The Department of Agriculture has conceded that some of its local offices engaged in persistent, racially discriminatory denial of farm loans and other financial aid, mainly in the South, and roughly tracing the contours of the so-called Black Belt, named not for its large African-American population but for its rich, ebony soil.
"Ninety percent (of the claimants) are in the South, in Mississippi, Alabama, Tennessee, North and South Carolina, and in Georgia," Francis said.
The $1.25 billion settlement received final approval in October 2011 after years of litigation in which black farmers accused the Department of Agriculture of ignoring their complaints about discriminatory lending practices throughout the 1980s and 1990s.
DEPARTMENT RELIEVED
The department is relieved to put the case to rest.
"Agriculture Secretary (Tom) Vilsack has made it a priority to resolve all claims of discrimination against the department," said USDA spokesman Justin DeJong. "The closing of this claims process marks another milestone in (the department's) efforts to correct the wrongs of the past."
It is also aimed at ending the legal skirmish, which dates to 1997 when a black North Carolina farmer named Timothy Pigford sued then Secretary of Agriculture Dan Glickman, accusing the department of racial discrimination in its lending practices.
That litigation and a related class-action suit were settled in 1999. But tens of thousands of black farmers who similarly alleged discrimination missed a subsequent deadline to file claims for redress.

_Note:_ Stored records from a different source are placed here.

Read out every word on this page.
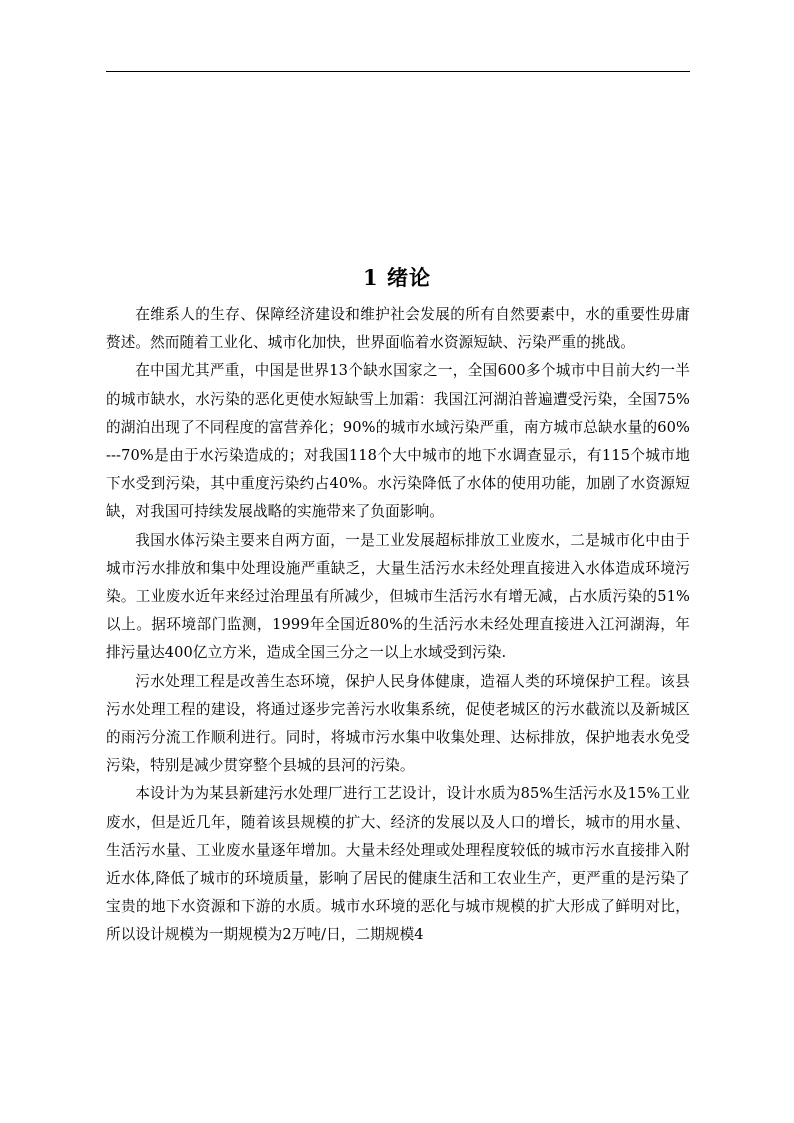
1 绪论

在维系人的生存、保障经济建设和维护社会发展的所有自然要素中，水的重要性毋庸赘述。然而随着工业化、城市化加快，世界面临着水资源短缺、污染严重的挑战。

在中国尤其严重，中国是世界13个缺水国家之一，全国600多个城市中目前大约一半的城市缺水，水污染的恶化更使水短缺雪上加霜：我国江河湖泊普遍遭受污染，全国75%的湖泊出现了不同程度的富营养化；90%的城市水域污染严重，南方城市总缺水量的60%---70%是由于水污染造成的；对我国118个大中城市的地下水调查显示，有115个城市地下水受到污染，其中重度污染约占40%。水污染降低了水体的使用功能，加剧了水资源短缺，对我国可持续发展战略的实施带来了负面影响。

我国水体污染主要来自两方面，一是工业发展超标排放工业废水，二是城市化中由于城市污水排放和集中处理设施严重缺乏，大量生活污水未经处理直接进入水体造成环境污染。工业废水近年来经过治理虽有所减少，但城市生活污水有增无减，占水质污染的51%以上。据环境部门监测，1999年全国近80%的生活污水未经处理直接进入江河湖海，年排污量达400亿立方米，造成全国三分之一以上水域受到污染.

污水处理工程是改善生态环境，保护人民身体健康，造福人类的环境保护工程。该县污水处理工程的建设，将通过逐步完善污水收集系统，促使老城区的污水截流以及新城区的雨污分流工作顺利进行。同时，将城市污水集中收集处理、达标排放，保护地表水免受污染，特别是减少贯穿整个县城的县河的污染。

本设计为为某县新建污水处理厂进行工艺设计，设计水质为85%生活污水及15%工业废水，但是近几年，随着该县规模的扩大、经济的发展以及人口的增长，城市的用水量、生活污水量、工业废水量逐年增加。大量未经处理或处理程度较低的城市污水直接排入附近水体,降低了城市的环境质量，影响了居民的健康生活和工农业生产，更严重的是污染了宝贵的地下水资源和下游的水质。城市水环境的恶化与城市规模的扩大形成了鲜明对比，所以设计规模为一期规模为2万吨/日，二期规模4
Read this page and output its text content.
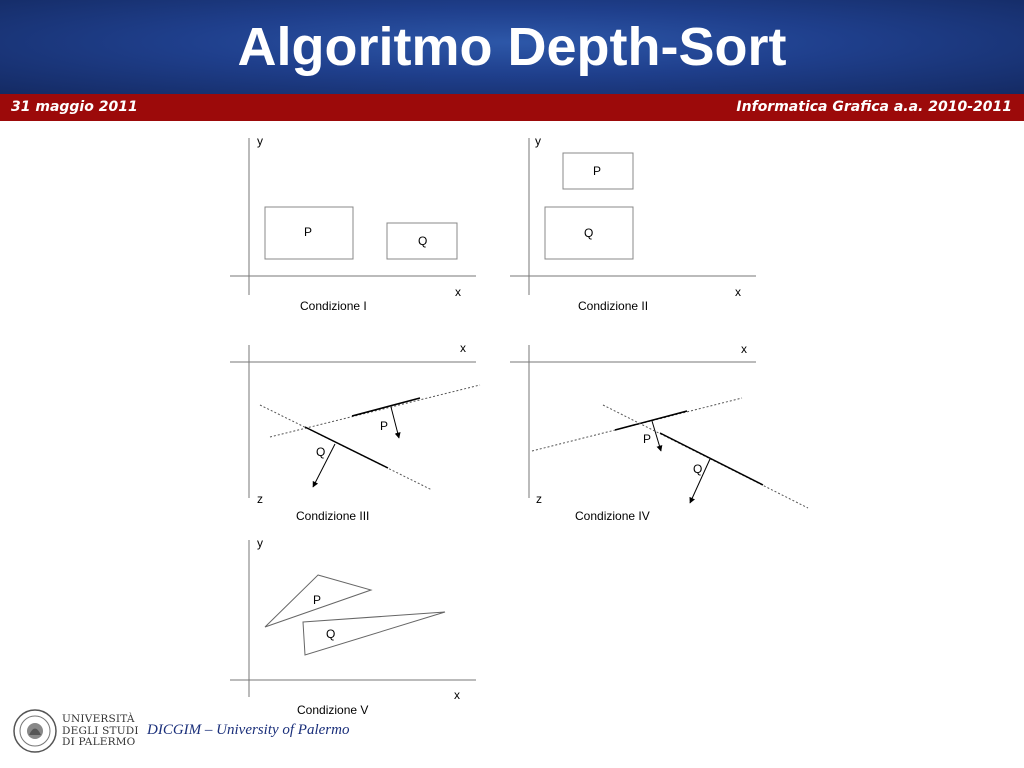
Algoritmo Depth-Sort
31 maggio 2011	Informatica Grafica a.a. 2010-2011
y
x
P
Q
Condizione I
y
x
P
Q
Condizione II
x
z
P
Q
Condizione III
x
z
P
Q
Condizione IV
y
x
P
Q
Condizione V
UNIVERSITÀ
DEGLI STUDI
DI PALERMO
DICGIM – University of Palermo
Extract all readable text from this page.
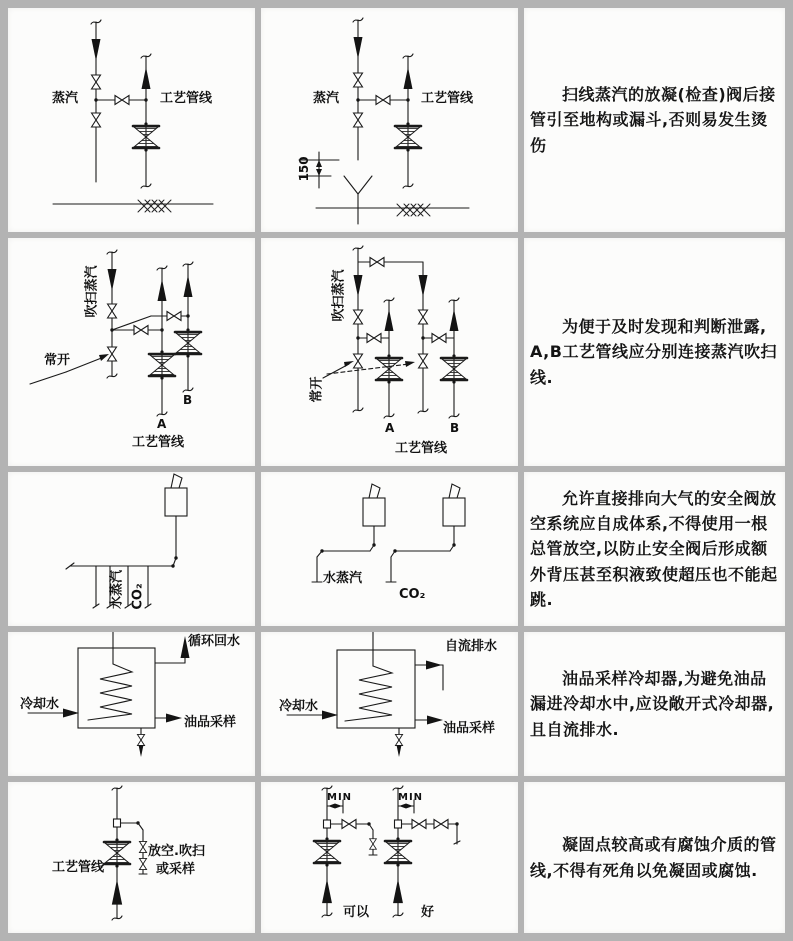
蒸汽	工艺管线	蒸汽	工艺管线
150

扫线蒸汽的放凝(检查)阀后接管引至地构或漏斗,否则易发生烫伤

吹扫蒸汽
常开
A
B
工艺管线
吹扫蒸汽
常开
A	B
工艺管线

为便于及时发现和判断泄露,A,B工艺管线应分别连接蒸汽吹扫线.

水蒸汽 CO₂
水蒸汽
CO₂

允许直接排向大气的安全阀放空系统应自成体系,不得使用一根总管放空,以防止安全阀后形成额外背压甚至积液致使超压也不能起跳.

冷却水
循环回水
油品采样
冷却水
自流排水
油品采样

油品采样冷却器,为避免油品漏进冷却水中,应设敞开式冷却器,且自流排水.

工艺管线
放空.吹扫
或采样
MIN	MIN
可以	好

凝固点较高或有腐蚀介质的管线,不得有死角以免凝固或腐蚀.
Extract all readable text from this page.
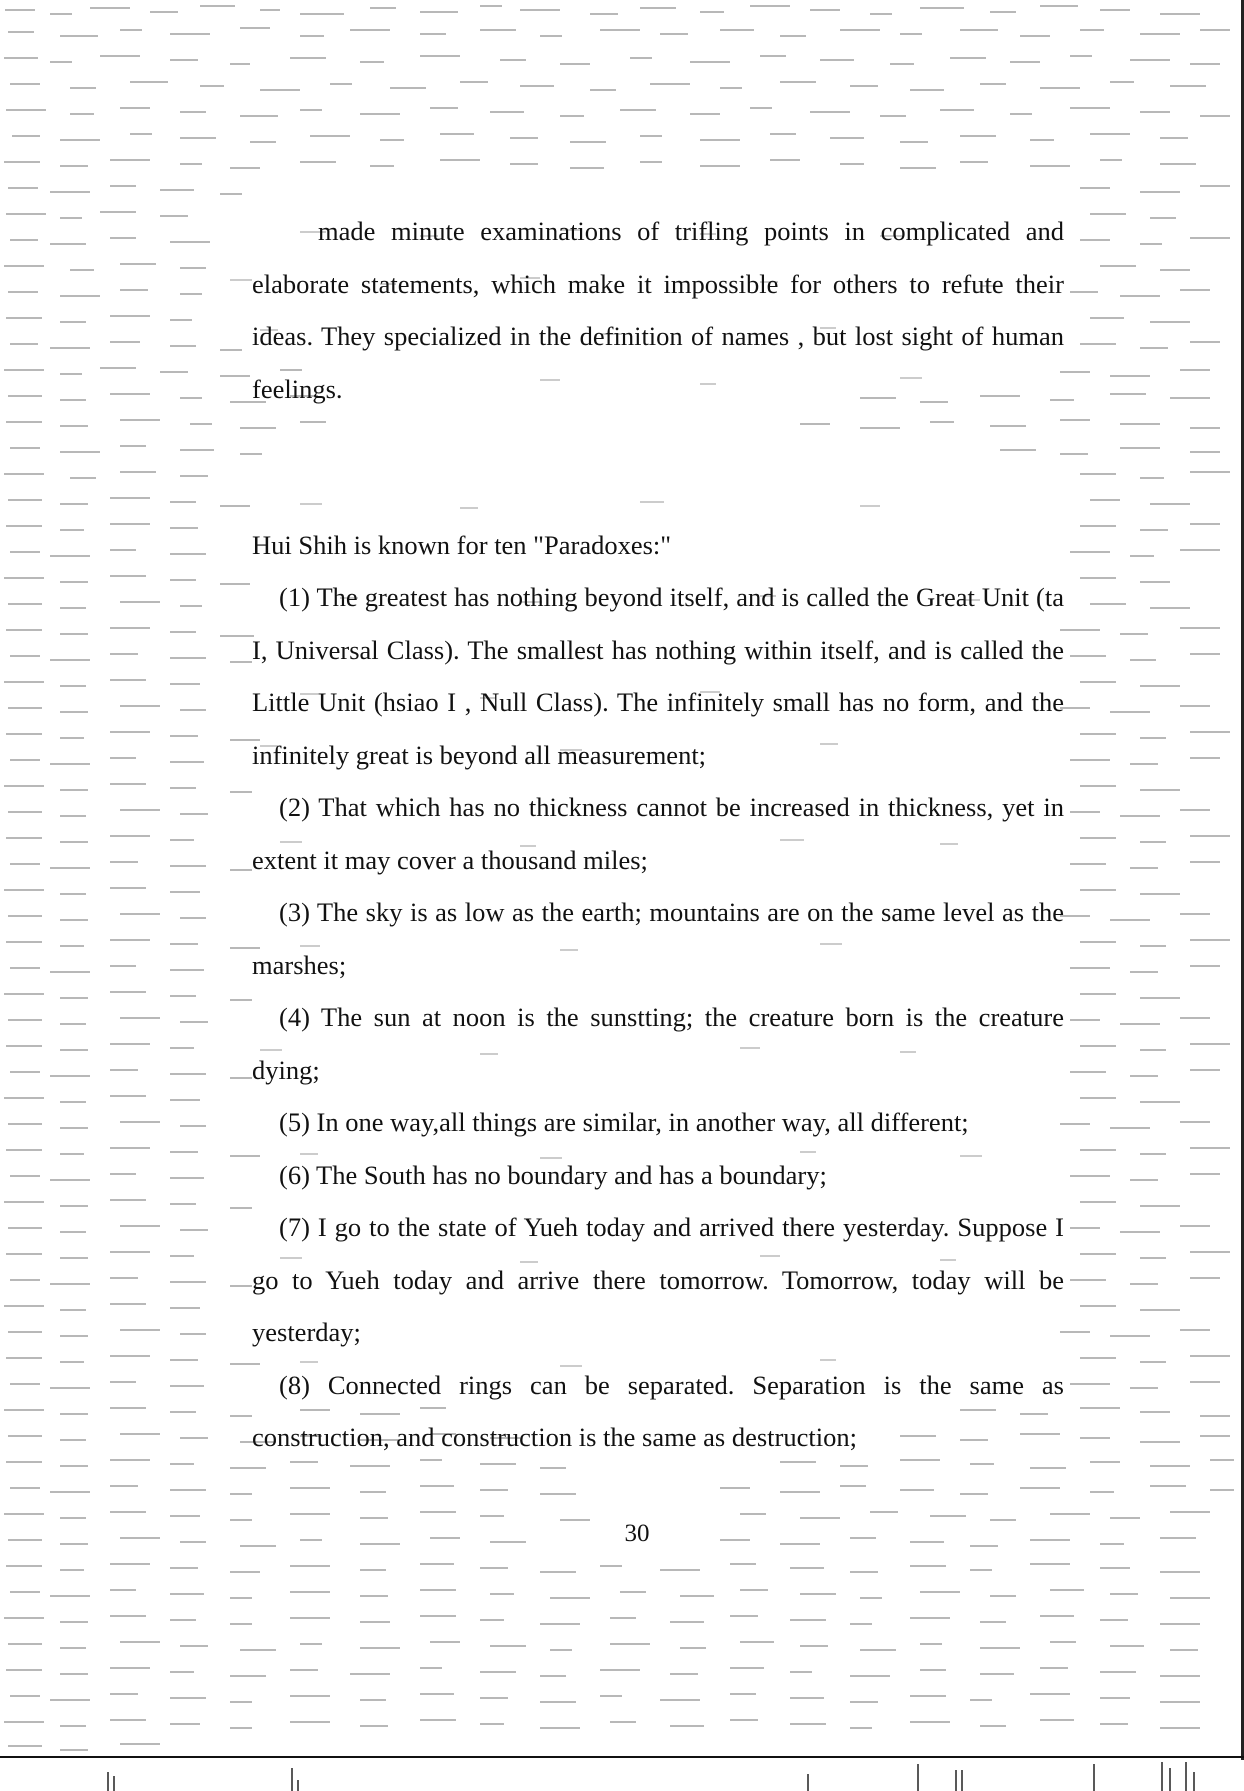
made minute examinations of trifling points in complicated and elaborate statements, which make it impossible for others to refute their ideas. They specialized in the definition of names , but lost sight of human feelings.

Hui Shih is known for ten "Paradoxes:"

(1) The greatest has nothing beyond itself, and is called the Great Unit (ta I, Universal Class). The smallest has nothing within itself, and is called the Little Unit (hsiao I , Null Class). The infinitely small has no form, and the infinitely great is beyond all measurement;

(2) That which has no thickness cannot be increased in thickness, yet in extent it may cover a thousand miles;

(3) The sky is as low as the earth; mountains are on the same level as the marshes;

(4) The sun at noon is the sunstting; the creature born is the creature dying;

(5) In one way,all things are similar, in another way, all different;

(6) The South has no boundary and has a boundary;

(7) I go to the state of Yueh today and arrived there yesterday. Suppose I go to Yueh today and arrive there tomorrow. Tomorrow, today will be yesterday;

(8) Connected rings can be separated. Separation is the same as construction, and construction is the same as destruction;

30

Among those filing in the run-up to the deadline was Mississippi state Representative Tyrone Ellis, a former House speaker who lost his dairy farm outside Starkville to bankruptcy in 1983, several years after he first took office.
"I first applied for a $250,000 loan (through the department) in 1978," Ellis said. "I only received $125,000. My second loan request also was for $250,000, in 1981. I was denied altogether. I was told to ‘make do with what I have.'
"With $125,000, we knew it was only a matter of time until we'd be in trouble. When you're undercapitalized going in, you have just enough to hang yourself."
When his fears played out and he was forced into bankruptcy, he said, "I just thought, 'Come and shoot me now.'"
Adjudicating the claims will take months and no payments will be paid until all claims are decided.
Ellis figures his farm's bankruptcy cost him "in excess of $500,000." Worse still, he said, "I lost my livelihood."
Ellis now augments his statehouse income through real estate and other ventures. His claim against the Department of Agriculture is for $50,000, the maximum allowed in the claims tier he has filed under. It is a sum he described as "symbolic."
The reality, he said, is that "if I were to receive $500,000, it wouldn't be enough."
Pauline Haynes filed a claim last week on behalf of her mother, a North Carolina farmer who died in January 2003, having been denied an operating loan.
"They gave her no explanation, none at all," Haynes said. "We had a mule pulling a plow and we could see the white farmers on their new tractors. It was heartbreaking."
She shares Ellis's sense of resignation. "If (the claim) is denied," she said quietly, "it won't be nothing we had anyhow."